I went to Kindergarten at a school where boys and girls played in separate playgrounds and entered the school through separate doors. In class we were together. Outside the boys saw lots of fights, but we had unwritten rules... no kicking, no punching a kid with glasses... usually it was wrestling to the ground and twisting appendages. I was a top academic student, but I had about 5 or 6 fights a week, unlike top students today. On weekends there were no fights. We played baseball and floor hockey or road hockey and went fishing. In the winter we often used frozen horse buns for pucks in road hockey. They were plentiful because bread, milk, and ice were all delivered from a horse-drawn cart. Bakers, dairies, and ice-makers all had stables of horses for their delivery carts. That was a different time, and you would occasionally see a horse start running, get badly injured, and then be shot and killed where it lay.

Inside school there was a big emphasis on grammar and spelling. We had pencils and erasers, and an ink well at the top right corner of the desk (I guess they didn't care about left-handed kids). We filled our own ink wells with blue ink, and you can imagine how many times someone would spill a puddle of ink on the floor. Everywhere there were stains. Our pens were a stick that you could push a pen nib into. You dipped the nib in the ink and wrote a few words, blotted it with a blotter, dipped again, and kept going until you finished. A major breakthrough happened when a pen was invented with a little balloon inside. You pulled a lever which squashed the ballon, stuck the nib in the ink, and sucked as much ink as possible into the balloon. You could write a lot more before getting a refill. Years later, when I was in Grade 11, the ball point pen was invented, and red and black inks were also used. Trouble was they leaked, funny... they still do. Kids these days might be surprised to learn that we weren't given many projects in school. That was because we had very little information about anything... no internet, no television, no magazines, very few people had encyclopedias, and we knew just about nothing about other countries of the world.

Let me tell you about my house. It had 3 small bedrooms, a living room, a dining room, and  a kitchen with the tiniest bathroom off the kitchen. The bathroom had no shower, but we did have hot water. One oil stove in the living room heated the whole house in the winter. The bedrooms, kitchen, and bathroom were always cold in the winter. I remember having 4 blankets on my bed and putting my clothes on the stove every morning before I put them on. The kitchen had one sink which was like a laundry tub, a stove with an oven, and an icebox to keep milk and stuff cool. Every few days we got a block of ice from the iceman. Milk was in glass bottles with cream floating on top. A glass of milk always had lumps of cream in it... gross to me. My favourite cereals were Sugar Crisp and Frosted Flakes and Shredded Wheat. Our entertainment was a radio for music and radio shows like The Shadow. These were stories with different characters. We became very good listeners. We also had a windup record player for 78 rpm records. When I was in Grade 7 we got a television set. There weren't many shows, so programs were on for only a few hours a day. The rest of the time you saw a test pattern. I remember watching boxing Friday nights and hockey Saturday nights in the early years of tv.

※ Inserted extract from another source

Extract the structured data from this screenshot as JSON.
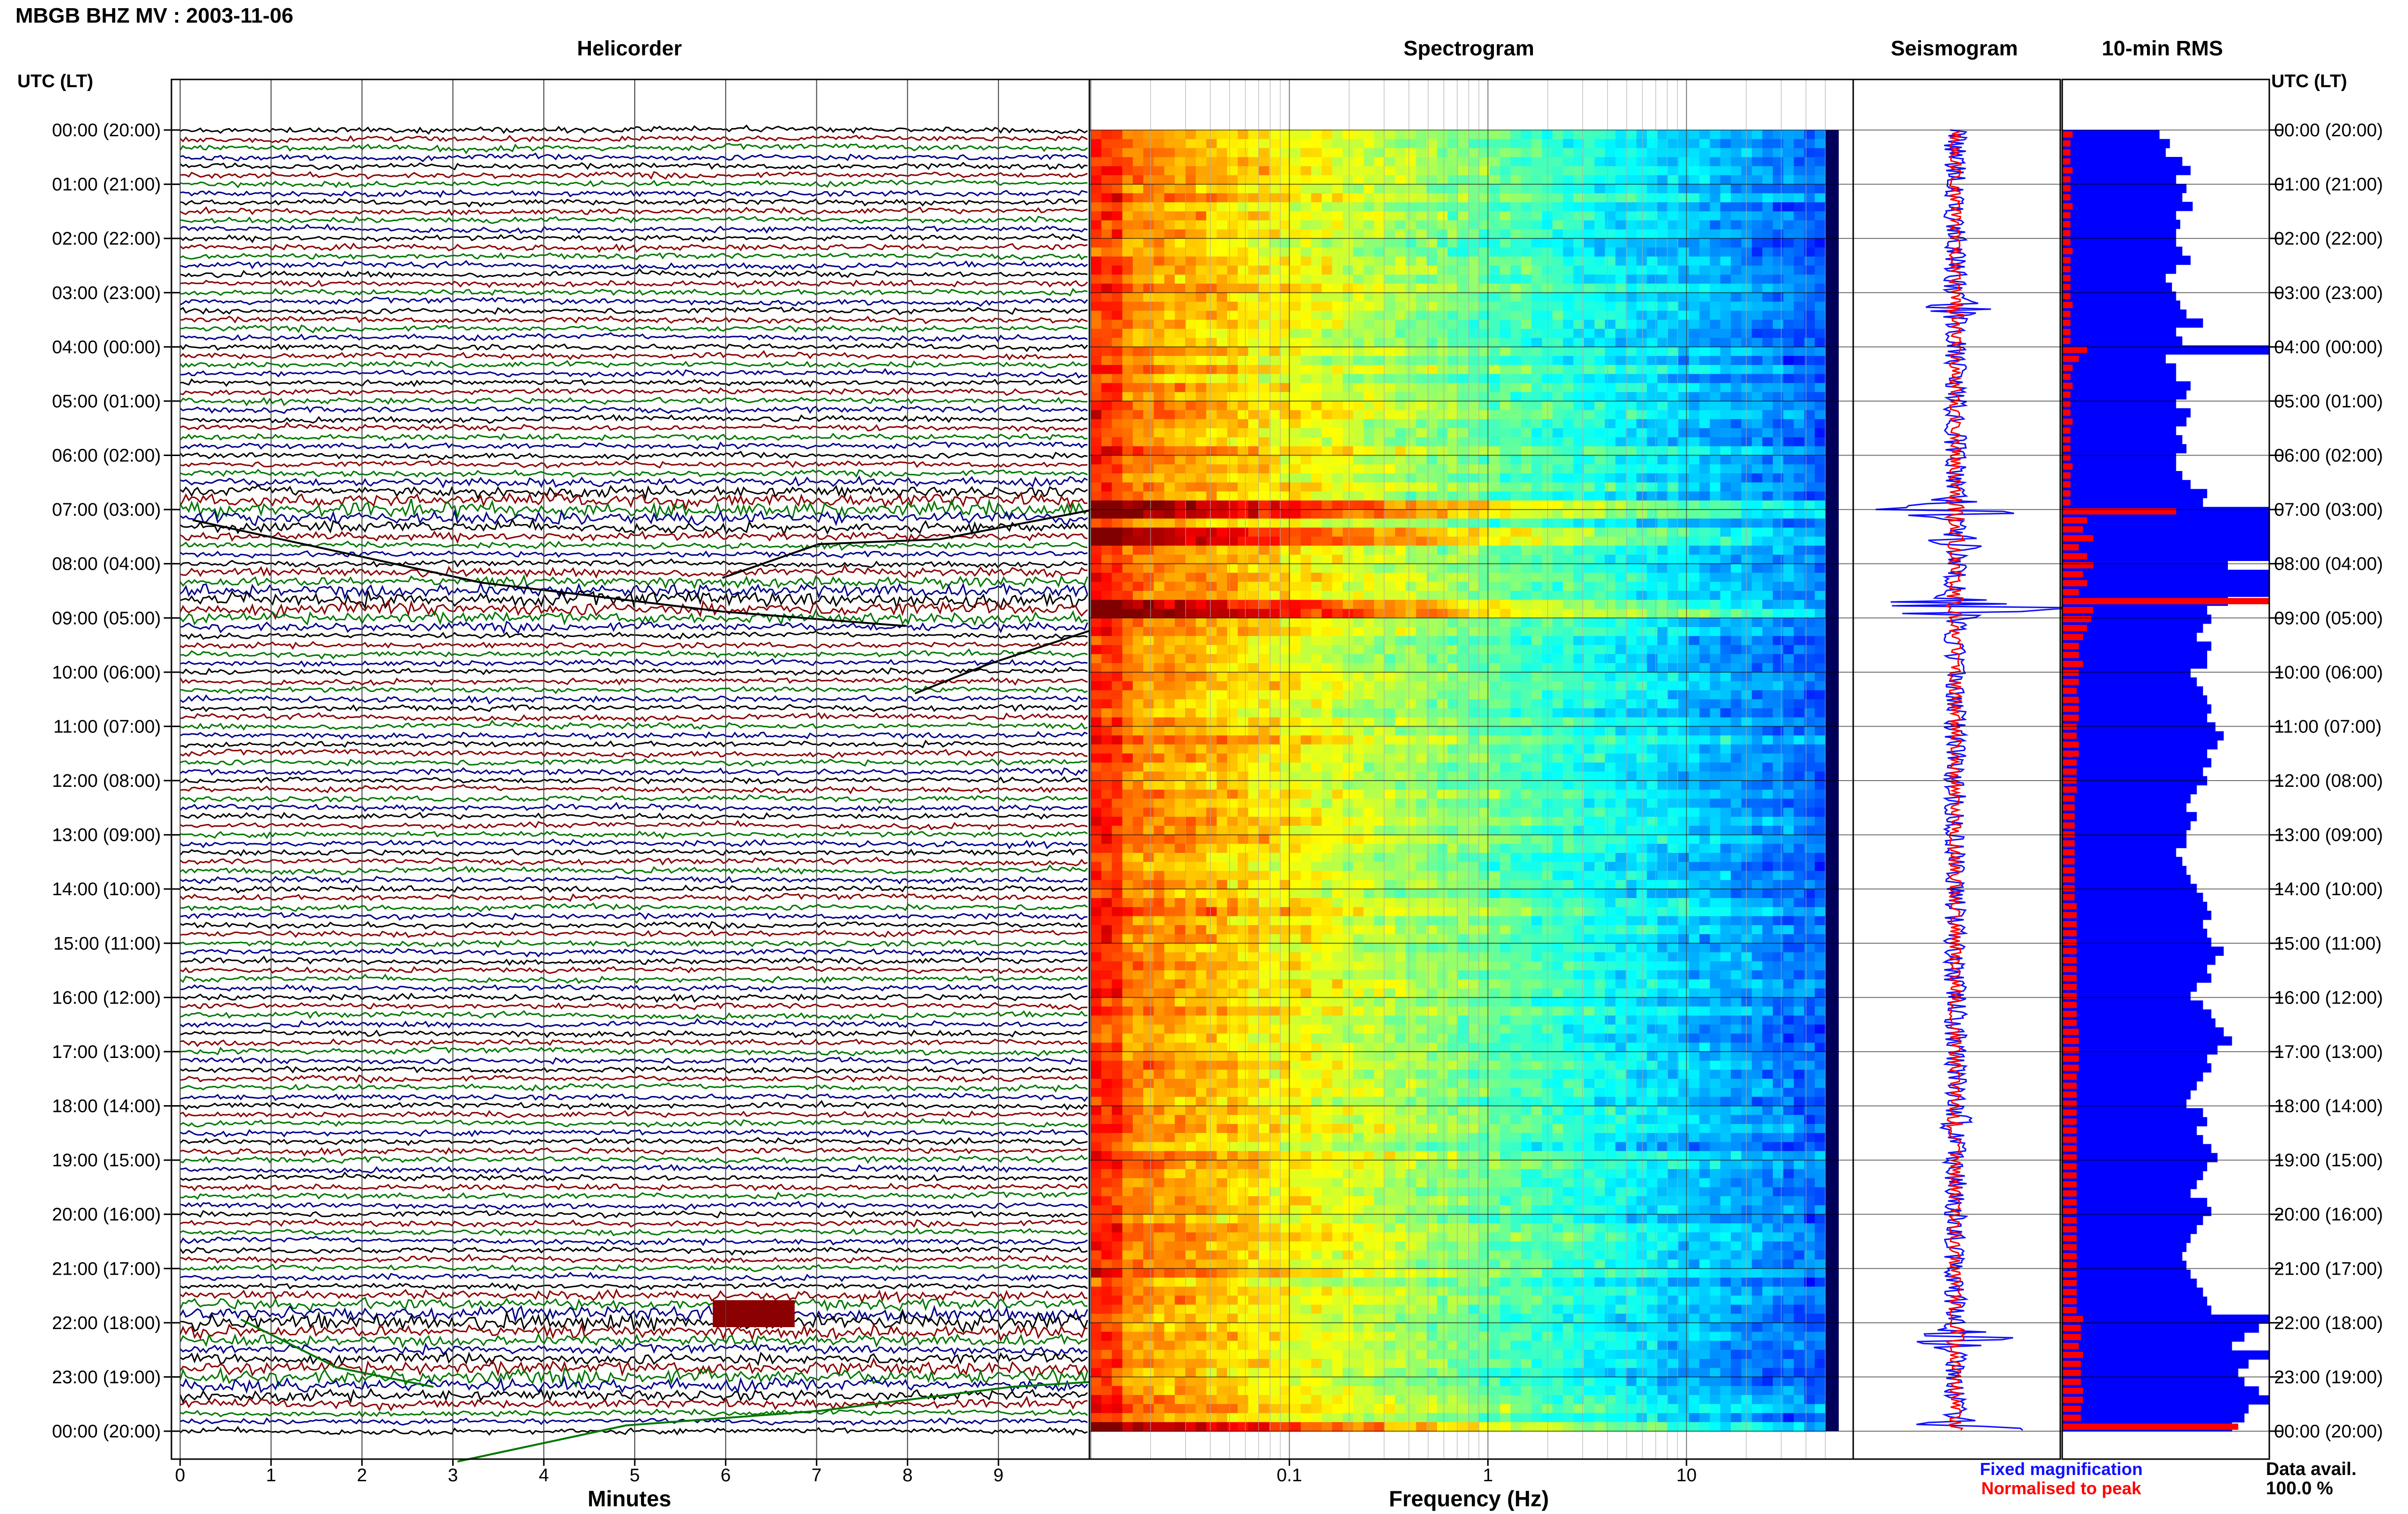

In high school I got $5.00 a week (that's about 30 kr to my Swedish friends) for bus fare, lunches, and a movie. I lived a long way from the school, but I often walked to save my money for other stuff. Movies cost 10 or 15 cents. Popcorn and a drink were 10 cents. In high school they taught instrumental music, and that's when I became a drummer. Before that I took piano lessons, and after that I learned to play guitar. The most important things in my life then were music, sprinting (I discovered I was a faster runner than every kid in my whole city), basketball (my favourite sport), and girls to dance with. We danced a lot. Another great one was water skiing. I loved that.

So... I've given you a glimpse of my life in the 40's and 50's, and I still have another 50 years to tell about. I find this stuff really interesting, but young people, including my grand-daughters never ask questions about it.